“Tio Zózimo: O menino viajante”
Quem dorme com os olhos dos outros? Era o drama. Tio Zózimo nem bem terminara a Cartilha Caminho Suave. Já estava lidando para resolver o porquê da verdade mudar de cara, cor e forma a cada dia. Pode uma coisa destas?
Não que tivesse descoberto algo grave. É que o caso estava parecendo um duelo. Não de armas. De palavras. Do imaginário. Contar ou não contar?
O mundo de Tio Zózimo e das crianças do tempo dele era aquele da roça. Em volta do terreiro de secar café. Em torno da capela. Terços e rezas. à beira do campo de futebol. Bola remendada. Calção de saco de açúcar. Chuteiras sem cravo.
Mundareuzinho gostoso em que a gente corria, sorria e trabalhava para ajudar os pais. Alcançava até as montanhas do Arassu. Mais pra lá, não ia a vista. Praticamente acabava-se o mundo. Ali. Na serrinha ou na mata no horizonte. Alguns diziam que para lá do lado de lá, ficava Marialva. A gente nem acreditava.
Enquanto isso acontecia, Seo Degirdes, vindo do Sul de Minas, na fiúza de recolher dinheiro com rastelo nas plantações de café, se consolava narrando causos. Quem não gostava de ouvir?
Sabia histórias pra lá destas montanhas. Outras terras. Outras gentes e animais. Brigas, assombrações e terremotos. A gente ficava preso ao chão. Seo Degirdes alisava o bigode. Satisfeito.
O Licurgo fazia intrigas. Venenoso.
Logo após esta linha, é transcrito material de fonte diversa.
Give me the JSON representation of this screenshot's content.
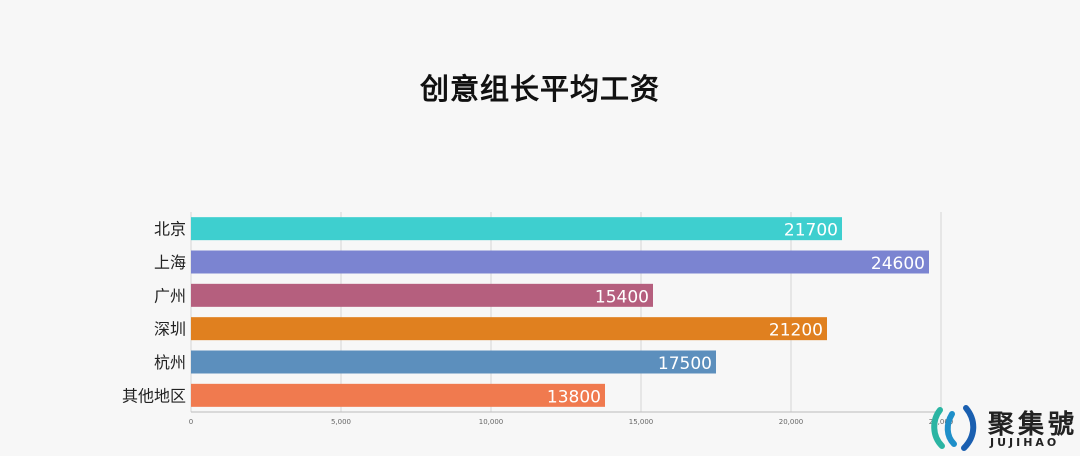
{
  "chart_data": {
    "type": "bar",
    "orientation": "horizontal",
    "title": "创意组长平均工资",
    "categories": [
      "北京",
      "上海",
      "广州",
      "深圳",
      "杭州",
      "其他地区"
    ],
    "values": [
      21700,
      24600,
      15400,
      21200,
      17500,
      13800
    ],
    "colors": [
      "#3ecfcf",
      "#7b84d1",
      "#b55f7e",
      "#e0801f",
      "#5c8fbd",
      "#f07a4f"
    ],
    "xlim": [
      0,
      25000
    ],
    "x_ticks": [
      0,
      5000,
      10000,
      15000,
      20000,
      25000
    ],
    "x_tick_labels": [
      "0",
      "5,000",
      "10,000",
      "15,000",
      "20,000",
      "25,000"
    ],
    "grid": true,
    "data_labels": true
  },
  "watermark": {
    "text": "聚集號",
    "sub": "JUJIHAO"
  }
}
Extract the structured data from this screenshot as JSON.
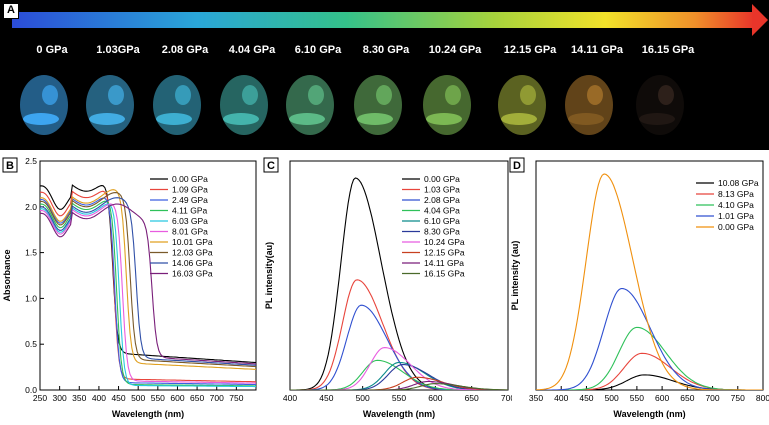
{
  "panel_a": {
    "label": "A",
    "pressures": [
      "0 GPa",
      "1.03GPa",
      "2.08 GPa",
      "4.04 GPa",
      "6.10  GPa",
      "8.30 GPa",
      "10.24 GPa",
      "12.15 GPa",
      "14.11 GPa",
      "16.15 GPa"
    ],
    "glow_colors": [
      "#3fa9f5",
      "#43b0e8",
      "#3fb3d6",
      "#46b8b0",
      "#5fbf8a",
      "#72c06a",
      "#7fbd55",
      "#a6b23c",
      "#b07a2e",
      "#3a2a22"
    ]
  },
  "chart_data": [
    {
      "label": "B",
      "type": "line",
      "xlabel": "Wavelength (nm)",
      "ylabel": "Absorbance",
      "xlim": [
        250,
        800
      ],
      "ylim": [
        0.0,
        2.5
      ],
      "xticks": [
        "250",
        "300",
        "350",
        "400",
        "450",
        "500",
        "550",
        "600",
        "650",
        "700",
        "750"
      ],
      "yticks": [
        "0.0",
        "0.5",
        "1.0",
        "1.5",
        "2.0",
        "2.5"
      ],
      "legend_position": "top-right",
      "series": [
        {
          "name": "0.00 GPa",
          "color": "#000000",
          "edge": 435,
          "high": 2.25,
          "tail": 0.4
        },
        {
          "name": "1.09 GPa",
          "color": "#e8453c",
          "edge": 438,
          "high": 2.18,
          "tail": 0.12
        },
        {
          "name": "2.49 GPa",
          "color": "#3c5fe0",
          "edge": 440,
          "high": 2.1,
          "tail": 0.08
        },
        {
          "name": "4.11 GPa",
          "color": "#2fc15a",
          "edge": 445,
          "high": 2.05,
          "tail": 0.06
        },
        {
          "name": "6.03 GPa",
          "color": "#28c8e0",
          "edge": 452,
          "high": 2.0,
          "tail": 0.05
        },
        {
          "name": "8.01 GPa",
          "color": "#e85ce0",
          "edge": 460,
          "high": 1.98,
          "tail": 0.1
        },
        {
          "name": "10.01 GPa",
          "color": "#e0a020",
          "edge": 470,
          "high": 2.12,
          "tail": 0.3
        },
        {
          "name": "12.03 GPa",
          "color": "#7a5a2a",
          "edge": 480,
          "high": 2.08,
          "tail": 0.34
        },
        {
          "name": "14.06 GPa",
          "color": "#3050a8",
          "edge": 495,
          "high": 2.02,
          "tail": 0.36
        },
        {
          "name": "16.03 GPa",
          "color": "#7a1f7a",
          "edge": 535,
          "high": 1.95,
          "tail": 0.38
        }
      ]
    },
    {
      "label": "C",
      "type": "line",
      "xlabel": "Wavelength (nm)",
      "ylabel": "PL intensity(au)",
      "xlim": [
        400,
        700
      ],
      "xticks": [
        "400",
        "450",
        "500",
        "550",
        "600",
        "650",
        "700"
      ],
      "legend_position": "top-right",
      "series": [
        {
          "name": "0.00 GPa",
          "color": "#000000",
          "peak": 490,
          "height": 1.0
        },
        {
          "name": "1.03 GPa",
          "color": "#e8453c",
          "peak": 492,
          "height": 0.52
        },
        {
          "name": "2.08 GPa",
          "color": "#3050d0",
          "peak": 498,
          "height": 0.4
        },
        {
          "name": "4.04 GPa",
          "color": "#2fc15a",
          "peak": 520,
          "height": 0.14
        },
        {
          "name": "6.10 GPa",
          "color": "#0a8a8a",
          "peak": 550,
          "height": 0.13
        },
        {
          "name": "8.30 GPa",
          "color": "#2a3a9a",
          "peak": 555,
          "height": 0.12
        },
        {
          "name": "10.24 GPa",
          "color": "#e85ce0",
          "peak": 530,
          "height": 0.2
        },
        {
          "name": "12.15 GPa",
          "color": "#c84020",
          "peak": 575,
          "height": 0.06
        },
        {
          "name": "14.11 GPa",
          "color": "#7a1f7a",
          "peak": 590,
          "height": 0.04
        },
        {
          "name": "16.15 GPa",
          "color": "#4a6a2a",
          "peak": 600,
          "height": 0.03
        }
      ]
    },
    {
      "label": "D",
      "type": "line",
      "xlabel": "Wavelength (nm)",
      "ylabel": "PL intensity (au)",
      "xlim": [
        350,
        800
      ],
      "xticks": [
        "350",
        "400",
        "450",
        "500",
        "550",
        "600",
        "650",
        "700",
        "750",
        "800"
      ],
      "legend_position": "top-right",
      "series": [
        {
          "name": "10.08 GPa",
          "color": "#000000",
          "peak": 565,
          "height": 0.07
        },
        {
          "name": "8.13 GPa",
          "color": "#e8453c",
          "peak": 560,
          "height": 0.17
        },
        {
          "name": "4.10 GPa",
          "color": "#2fc15a",
          "peak": 550,
          "height": 0.29
        },
        {
          "name": "1.01 GPa",
          "color": "#3050d0",
          "peak": 520,
          "height": 0.47
        },
        {
          "name": "0.00 GPa",
          "color": "#f0900e",
          "peak": 485,
          "height": 1.0
        }
      ]
    }
  ]
}
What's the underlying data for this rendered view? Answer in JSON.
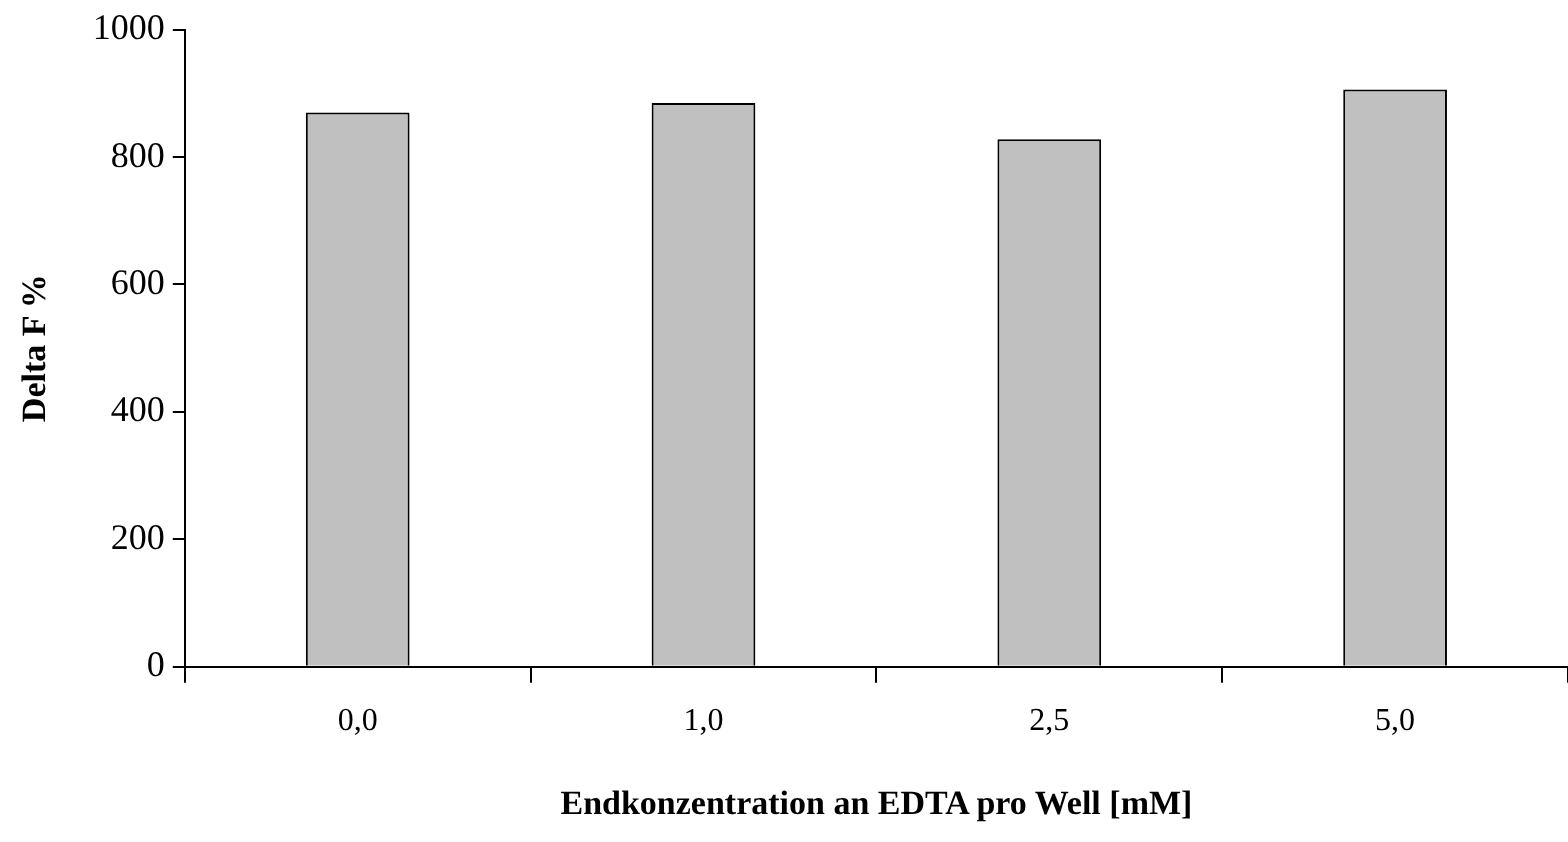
{
  "chart_data": {
    "type": "bar",
    "xlabel": "Endkonzentration an EDTA pro Well [mM]",
    "ylabel": "Delta F %",
    "categories": [
      "0,0",
      "1,0",
      "2,5",
      "5,0"
    ],
    "values": [
      870,
      885,
      828,
      906
    ],
    "color": "#c0c0c0",
    "ylim": [
      0,
      1000
    ],
    "yticks": [
      0,
      200,
      400,
      600,
      800,
      1000
    ],
    "grid": false,
    "legend": false
  }
}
Estas histórias são a forma de Seo Degirdes se sentir o maioral.
Mas duma feita, um dos meninos mais crescidos, um tal de Jão Ródrix, não avisou nem pai, nem mãe. Viajou para Jandaia. De bicicleta. De carona. E até de ônibus. Resolveu que ia. Bateu lá. Rompeu com os horizontes da serrinha.
A mãe chorou. Reclamou. Rezou. Benzeu. Este menino não tem juízo. O mundo é perigoso. Daí o pai só falava. É menino homem, velha, ele sabe se virar.
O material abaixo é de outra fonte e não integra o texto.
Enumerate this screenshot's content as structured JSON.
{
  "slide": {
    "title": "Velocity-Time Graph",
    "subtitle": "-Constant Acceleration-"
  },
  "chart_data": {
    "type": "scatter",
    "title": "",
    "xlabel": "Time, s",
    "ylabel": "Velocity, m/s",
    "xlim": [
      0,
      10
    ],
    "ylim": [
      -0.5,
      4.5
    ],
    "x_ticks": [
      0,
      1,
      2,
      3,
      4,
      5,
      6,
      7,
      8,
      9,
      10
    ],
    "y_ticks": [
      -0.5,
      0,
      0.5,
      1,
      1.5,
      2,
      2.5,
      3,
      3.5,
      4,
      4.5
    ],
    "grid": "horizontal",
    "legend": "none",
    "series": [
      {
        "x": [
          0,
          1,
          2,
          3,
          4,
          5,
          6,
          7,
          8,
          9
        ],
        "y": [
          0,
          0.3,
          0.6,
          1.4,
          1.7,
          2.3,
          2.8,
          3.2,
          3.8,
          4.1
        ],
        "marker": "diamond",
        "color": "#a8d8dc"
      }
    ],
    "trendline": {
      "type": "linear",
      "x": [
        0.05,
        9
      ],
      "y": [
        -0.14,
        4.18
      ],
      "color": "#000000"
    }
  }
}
No outro dia, quando o menino homem, Jão Ródrix, já estava de torna-viagem, todo mundo quis ouvir suas histórias. Como era? Como não era? Se a estrada era curva. Se não tinha assombração. A gente é curiosa um tanto demais da conta.
No outro mês, com o dinheirinho contado, Jão Ródrix ampliou o voo. 15 dias planejando. Ia conhecer São Pedro do Ivaí. Contou só pra dois colegas. Mas bateram com a língua nos dentes. Vazou. O projeto se espalhou. Licurgo não perdeu tempo. Peçonhento. Esparramava intrigas no ar. Depois de lutar pra recuperar o povo para suas histórias, Seo Degirdes já está tremendo.
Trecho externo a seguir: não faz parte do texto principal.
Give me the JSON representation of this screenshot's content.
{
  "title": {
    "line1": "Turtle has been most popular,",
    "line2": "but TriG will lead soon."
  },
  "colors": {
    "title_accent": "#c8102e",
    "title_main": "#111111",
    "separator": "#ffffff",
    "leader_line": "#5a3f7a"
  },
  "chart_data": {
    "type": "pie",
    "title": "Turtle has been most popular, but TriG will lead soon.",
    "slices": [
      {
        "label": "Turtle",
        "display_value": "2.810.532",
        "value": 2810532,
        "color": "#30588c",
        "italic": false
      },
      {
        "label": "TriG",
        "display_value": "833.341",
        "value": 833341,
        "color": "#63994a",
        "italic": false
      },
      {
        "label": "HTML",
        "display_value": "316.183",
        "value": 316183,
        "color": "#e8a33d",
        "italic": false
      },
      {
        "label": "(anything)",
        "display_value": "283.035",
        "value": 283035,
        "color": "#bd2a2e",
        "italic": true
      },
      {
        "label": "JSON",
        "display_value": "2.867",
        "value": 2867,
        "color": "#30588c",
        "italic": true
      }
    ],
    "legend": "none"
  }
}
A mãe chorou. Fez promessas. O pai garantiu. É menino homem, sabe se virar.
Desta vez teve até assistência na partida. O povaréu na porteira do sitio. Logo de manhã. Será que ele vai, mesmo? Já foi? Não foi?
Quando deram por fé, ele lá e vinha subindo o carreador e cumprimentando todo mundo e já partindo. Sumiu sozinho na curva, direção do Matão. Três dias. Ida e volta.
Licurgo aproveitou para pôr fogo nas conversas. Serpente. Seo Degirdes está tentando, de todas as formas, reconquistar as atenções. Mas o povo está metade preocupado com a viagem e a outra metade curiosa. Não sei se vai dar, não.
Deu-se a volta. O retorno. Houve, mesmo, fila. Mais de uma semana. Todo mundo queria ouvir. Uma, duas até três vezes, cada trecho da aventura de Jão Ródrix. Licurgo queria ver briga. Assoprava a fogueira das vaidades. Agora, Seo Degirdes vai ter de contar as histórias escandalosas que ele sabe. De traição. De tocaias. De fuga de moças da casa do pai. Esfregava as mãos.
Tempinho depois, foi que surgiu o drama pra Tio Zózimo. Quando soube. Quando lhe contaram. E agora. Avisava Seo Degirdes, ou não? Jão Ródrix estava preparando as malas. Seria um golpe duro para o contador de histórias? Licurgo soprando brasas. Gasolina. Contando com tragédia.
Contava ou não contava. Jão Ródrix estava indo pra Aparecida do Norte. Contou. Seo Degirdes sorriu. Largo. Ele também gostava de ouvir as histórias e aventuras do menino viajante.